The statute is silent whether equity invested capital should be reduced by the fair market value or the cost basis of the property distributed.
The words of the statute are thus open to construction."If the words are doubtful, the doubt must be resolved against the government and in favor of the taxpayer." United States v. Merriam, 263 U.S. 179, 188, 44 S. Ct. 69, 71, 68 L. Ed. 240. And, as was stated by this court in Durkee Famous Foods, Inc., v. Harrison, 136 F.2d 303, 307, "Another rule often overlooked in construing a revenue statute is that in a doubtful situation the taxpayer is entitled to the benefit of the doubt." See also: United States v. Updike, 281 U.S. 489, 496, 50 S. Ct. 367, 74 L. Ed. 984.
The government relies on Reynolds Spring Co. v. Commissioner, 6 Cir., 181 F.2d 638, approved without opinion in Stone & Webster, Inc. v. Pedrick, 2 Cir., 187 F.2d 488. Plaintiff argues that the Reynolds case was wrongly decided, but that in any event it is inapposite because of the difference in the facts in that case and those in the case at bar. We do not think the difference in facts justifies a different result, but with due deference we think the Reynolds case was wrongly decided. We hold that in computing the equity invested capital of plaintiff for excess profits tax purposes for the fiscal year ended April 30, 1942, the invested capital of plaintiff should be reduced by the fair market value of the property transferred by plaintiff on August 30, 1934.

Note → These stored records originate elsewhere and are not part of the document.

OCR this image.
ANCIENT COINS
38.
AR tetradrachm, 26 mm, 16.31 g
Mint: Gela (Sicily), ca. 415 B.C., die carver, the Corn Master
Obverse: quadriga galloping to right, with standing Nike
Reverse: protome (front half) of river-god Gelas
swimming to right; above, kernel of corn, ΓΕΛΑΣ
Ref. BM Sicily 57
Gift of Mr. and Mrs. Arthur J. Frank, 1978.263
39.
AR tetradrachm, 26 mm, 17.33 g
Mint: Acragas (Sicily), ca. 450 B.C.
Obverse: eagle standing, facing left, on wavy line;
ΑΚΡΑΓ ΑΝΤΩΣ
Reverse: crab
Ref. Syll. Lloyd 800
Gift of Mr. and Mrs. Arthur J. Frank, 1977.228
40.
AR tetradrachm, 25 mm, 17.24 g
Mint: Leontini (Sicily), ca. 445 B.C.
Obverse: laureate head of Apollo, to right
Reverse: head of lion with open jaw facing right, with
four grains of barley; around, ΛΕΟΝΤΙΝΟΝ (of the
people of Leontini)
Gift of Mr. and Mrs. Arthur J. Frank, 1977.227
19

We do not reach the question of allocation of the cost basis of assets transferred by plaintiff on January 11, 1932. Nor need we discuss the point argued at length by the parties as to whether the transaction carried out by plaintiff on January 11, 1932, was accomplished pursuant to a plan of reorganization as defined in § 112 (i) (1) of the Revenue Act of 1932, and that the exchange of stocks by plaintiff brought the transaction within § 112 (b) (3) of the Act.
The judgment of the district court will be reversed and remanded with directions to enter judgment for the plaintiff on the basis set forth in this opinion.